La crédibilité de son analyse repose sur un parcours qui combine plusieurs registres rarement réunis chez un même profil.

  • Directrice du bureau Europe et Asie centrale de Reporters sans frontières, où elle a travaillé sur la liberté de la presse dans l’espace post-soviétique.
  • Chef de mission pour Médecins du Monde en Russie, puis directrice d’Oxfam dans le pays, deux postes qui lui ont donné un accès direct aux réalités sociales russes hors des cercles moscovites.
  • Rédactrice en chef de la rédaction en langue russe de RFI à partir de janvier 2022, un poste qui implique la gestion d’une équipe éditoriale russophone en contexte de guerre.
  • Éditorialiste en politique internationale à BFM, fonction qu’elle occupe actuellement et qui lui assure une présence régulière dans le débat public français.

Ce parcours explique pourquoi Vidal privilégie la notion de « système de pouvoir » plutôt que celle de « politique étrangère » : elle a observé les effets concrets du régime sur les sociétés, les journalistes et les travailleurs humanitaires.

Analyste spécialisée en Russie prenant la parole lors d'une conférence dans une salle moderne avec vue sur une ville contemporaine

Russie et guerre en Ukraine : ce que Vidal apporte au débat français en 2026

Le contexte de 2026 reste marqué par la guerre en Ukraine et par le durcissement du régime russe. Vidal se distingue par son refus d’une lecture binaire. Elle ne verse ni dans l’alarmisme systématique sur la puissance russe, ni dans le déni des capacités de nuisance du Kremlin.

Son apport principal tient à l’articulation entre dynamiques internes et projection extérieure. La fixation occidentale sur la seule relation avec l’Occident fonctionne, selon elle, comme un leurre utile aux autorités russes : elle masque les tensions intérieures et renforce le récit de forteresse assiégée que le Kremlin diffuse à sa propre population.
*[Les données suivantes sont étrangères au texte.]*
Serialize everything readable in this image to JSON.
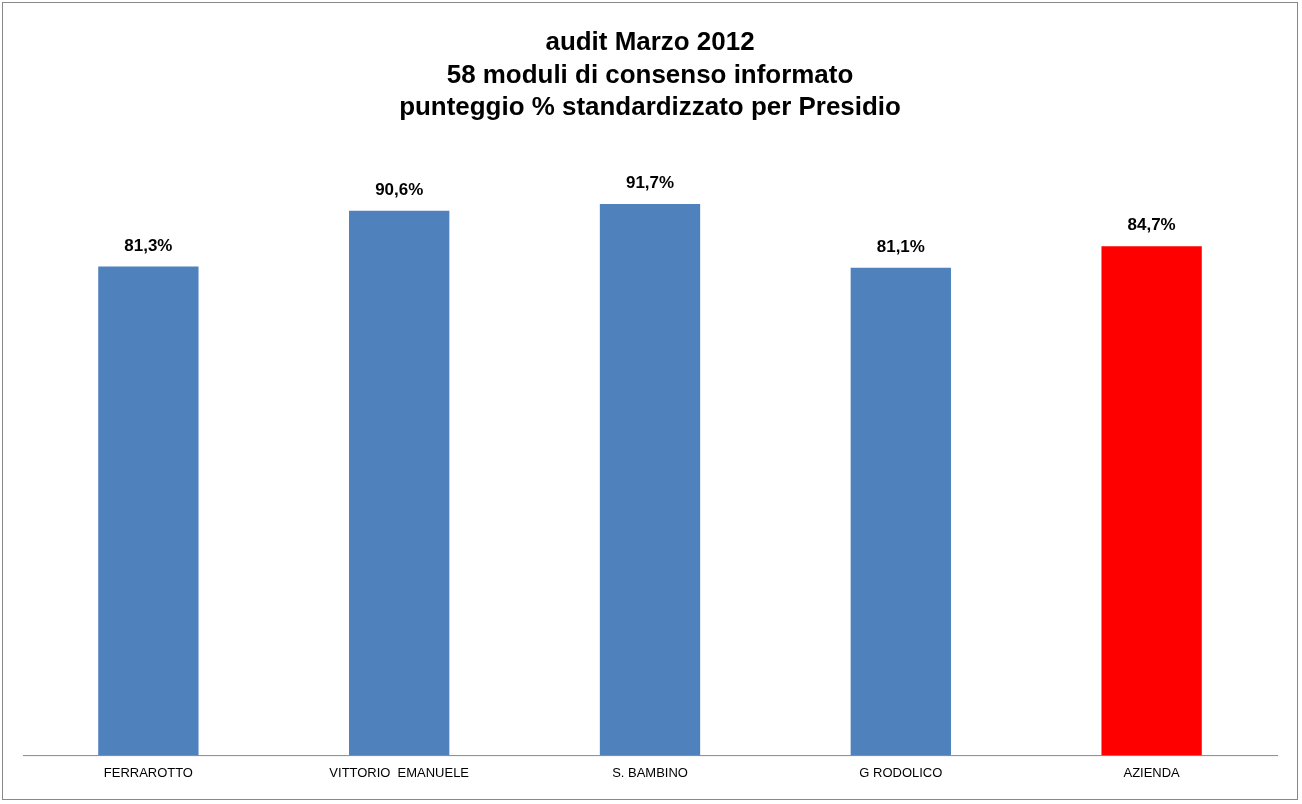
{
  "chart_data": {
    "type": "bar",
    "title": "audit Marzo 2012\n58 moduli di consenso informato\npunteggio % standardizzato per Presidio",
    "categories": [
      "FERRAROTTO",
      "VITTORIO  EMANUELE",
      "S. BAMBINO",
      "G RODOLICO",
      "AZIENDA"
    ],
    "values": [
      81.3,
      90.6,
      91.7,
      81.1,
      84.7
    ],
    "colors": [
      "#4f81bd",
      "#4f81bd",
      "#4f81bd",
      "#4f81bd",
      "#ff0000"
    ],
    "value_labels": [
      "81,3%",
      "90,6%",
      "91,7%",
      "81,1%",
      "84,7%"
    ],
    "grid": false,
    "legend": false
  }
}
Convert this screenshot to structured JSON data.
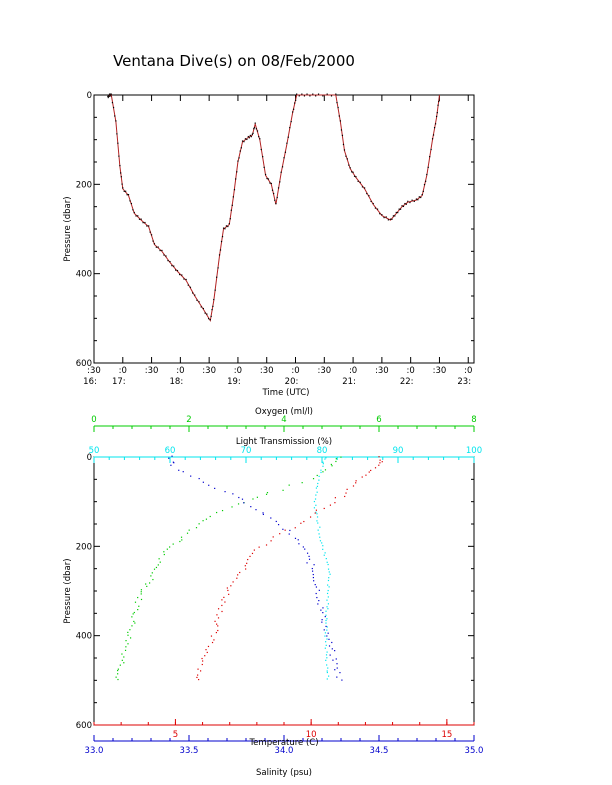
{
  "title": "Ventana Dive(s) on 08/Feb/2000",
  "colors": {
    "background": "#ffffff",
    "axes": "#000000",
    "dive_trace": "#b22222",
    "dive_marks": "#000000",
    "oxygen": "#00cc00",
    "light_transmission": "#00e5ee",
    "temperature": "#dd0000",
    "salinity": "#0000cc"
  },
  "chart_data": [
    {
      "type": "line",
      "ylabel": "Pressure (dbar)",
      "xlabel": "Time (UTC)",
      "xlim": [
        16.5,
        23.1
      ],
      "ylim": [
        600,
        0
      ],
      "y_ticks": [
        "0",
        "200",
        "400",
        "600"
      ],
      "x_ticks": [
        {
          "top": ":30",
          "bottom": "16:",
          "t": 16.5
        },
        {
          "top": ":0",
          "bottom": "17:",
          "t": 17.0
        },
        {
          "top": ":30",
          "bottom": "",
          "t": 17.5
        },
        {
          "top": ":0",
          "bottom": "18:",
          "t": 18.0
        },
        {
          "top": ":30",
          "bottom": "",
          "t": 18.5
        },
        {
          "top": ":0",
          "bottom": "19:",
          "t": 19.0
        },
        {
          "top": ":30",
          "bottom": "",
          "t": 19.5
        },
        {
          "top": ":0",
          "bottom": "20:",
          "t": 20.0
        },
        {
          "top": ":30",
          "bottom": "",
          "t": 20.5
        },
        {
          "top": ":0",
          "bottom": "21:",
          "t": 21.0
        },
        {
          "top": ":30",
          "bottom": "",
          "t": 21.5
        },
        {
          "top": ":0",
          "bottom": "22:",
          "t": 22.0
        },
        {
          "top": ":30",
          "bottom": "",
          "t": 22.5
        },
        {
          "top": ":0",
          "bottom": "23:",
          "t": 23.0
        }
      ],
      "series": [
        {
          "points": [
            [
              16.74,
              5
            ],
            [
              16.77,
              0
            ],
            [
              16.8,
              0
            ],
            [
              16.88,
              60
            ],
            [
              16.95,
              160
            ],
            [
              17.0,
              210
            ],
            [
              17.1,
              225
            ],
            [
              17.2,
              265
            ],
            [
              17.32,
              280
            ],
            [
              17.45,
              295
            ],
            [
              17.55,
              335
            ],
            [
              17.68,
              350
            ],
            [
              17.82,
              375
            ],
            [
              17.95,
              395
            ],
            [
              18.1,
              415
            ],
            [
              18.25,
              450
            ],
            [
              18.4,
              480
            ],
            [
              18.52,
              505
            ],
            [
              18.58,
              460
            ],
            [
              18.68,
              360
            ],
            [
              18.75,
              300
            ],
            [
              18.85,
              290
            ],
            [
              18.92,
              230
            ],
            [
              19.0,
              150
            ],
            [
              19.08,
              105
            ],
            [
              19.18,
              95
            ],
            [
              19.25,
              90
            ],
            [
              19.3,
              65
            ],
            [
              19.38,
              100
            ],
            [
              19.48,
              180
            ],
            [
              19.58,
              200
            ],
            [
              19.66,
              245
            ],
            [
              19.75,
              175
            ],
            [
              19.85,
              110
            ],
            [
              19.95,
              40
            ],
            [
              20.02,
              0
            ],
            [
              20.2,
              0
            ],
            [
              20.4,
              0
            ],
            [
              20.7,
              0
            ],
            [
              20.78,
              60
            ],
            [
              20.85,
              125
            ],
            [
              20.95,
              165
            ],
            [
              21.05,
              185
            ],
            [
              21.2,
              210
            ],
            [
              21.35,
              245
            ],
            [
              21.5,
              270
            ],
            [
              21.65,
              280
            ],
            [
              21.75,
              265
            ],
            [
              21.85,
              250
            ],
            [
              21.95,
              240
            ],
            [
              22.1,
              235
            ],
            [
              22.2,
              225
            ],
            [
              22.28,
              180
            ],
            [
              22.38,
              100
            ],
            [
              22.45,
              50
            ],
            [
              22.5,
              0
            ]
          ]
        }
      ]
    },
    {
      "type": "scatter",
      "ylabel": "Pressure (dbar)",
      "ylim": [
        600,
        0
      ],
      "y_ticks": [
        "0",
        "200",
        "400",
        "600"
      ],
      "axes": [
        {
          "key": "oxygen",
          "label": "Oxygen (ml/l)",
          "position": "top",
          "range": [
            0,
            8
          ],
          "ticks": [
            "0",
            "2",
            "4",
            "6",
            "8"
          ]
        },
        {
          "key": "light_transmission",
          "label": "Light Transmission (%)",
          "position": "top",
          "range": [
            50,
            100
          ],
          "ticks": [
            "50",
            "60",
            "70",
            "80",
            "90",
            "100"
          ]
        },
        {
          "key": "temperature",
          "label": "Temperature (C)",
          "position": "bottom",
          "range": [
            2,
            16
          ],
          "ticks": [
            "5",
            "10",
            "15"
          ]
        },
        {
          "key": "salinity",
          "label": "Salinity (psu)",
          "position": "bottom",
          "range": [
            33.0,
            35.0
          ],
          "ticks": [
            "33.0",
            "33.5",
            "34.0",
            "34.5",
            "35.0"
          ]
        }
      ],
      "series": [
        {
          "key": "oxygen",
          "points": [
            [
              5.2,
              0
            ],
            [
              5.0,
              20
            ],
            [
              4.6,
              50
            ],
            [
              3.7,
              80
            ],
            [
              3.2,
              100
            ],
            [
              2.6,
              125
            ],
            [
              2.2,
              150
            ],
            [
              1.9,
              180
            ],
            [
              1.6,
              200
            ],
            [
              1.3,
              240
            ],
            [
              1.2,
              280
            ],
            [
              1.0,
              300
            ],
            [
              0.85,
              360
            ],
            [
              0.7,
              420
            ],
            [
              0.55,
              480
            ],
            [
              0.5,
              505
            ]
          ]
        },
        {
          "key": "light_transmission",
          "points": [
            [
              80.5,
              0
            ],
            [
              80.0,
              20
            ],
            [
              79.5,
              50
            ],
            [
              79.0,
              100
            ],
            [
              79.5,
              150
            ],
            [
              80.0,
              200
            ],
            [
              81.0,
              250
            ],
            [
              80.8,
              300
            ],
            [
              80.5,
              400
            ],
            [
              80.6,
              450
            ],
            [
              80.8,
              505
            ]
          ]
        },
        {
          "key": "temperature",
          "points": [
            [
              12.6,
              0
            ],
            [
              12.5,
              20
            ],
            [
              12.0,
              40
            ],
            [
              11.3,
              80
            ],
            [
              10.3,
              120
            ],
            [
              9.6,
              150
            ],
            [
              8.7,
              180
            ],
            [
              8.0,
              210
            ],
            [
              7.5,
              250
            ],
            [
              7.1,
              280
            ],
            [
              6.8,
              320
            ],
            [
              6.5,
              380
            ],
            [
              6.2,
              430
            ],
            [
              5.9,
              480
            ],
            [
              5.8,
              505
            ]
          ]
        },
        {
          "key": "salinity",
          "points": [
            [
              33.4,
              0
            ],
            [
              33.42,
              20
            ],
            [
              33.55,
              50
            ],
            [
              33.75,
              90
            ],
            [
              33.9,
              130
            ],
            [
              34.0,
              160
            ],
            [
              34.1,
              200
            ],
            [
              34.15,
              250
            ],
            [
              34.18,
              300
            ],
            [
              34.2,
              350
            ],
            [
              34.23,
              400
            ],
            [
              34.26,
              450
            ],
            [
              34.3,
              505
            ]
          ]
        }
      ]
    }
  ]
}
Ses interventions récentes insistent sur un double standard patriotique observable dans les élites au pouvoir : un discours nationaliste affiché publiquement, combiné à une fascination-répulsion persistante pour l’Occident dans la sphère privée, y compris dans l’entourage de Vladimir Poutine.

La lecture que propose Elsa Vidal oblige à sortir des raccourcis. Comprendre la Russie de 2026 suppose d’accepter que plusieurs Russies coexistent sous un même appareil de contrôle, et que la trajectoire du régime dépend autant de ses fragilités internes que de ses ambitions géopolitiques affichées.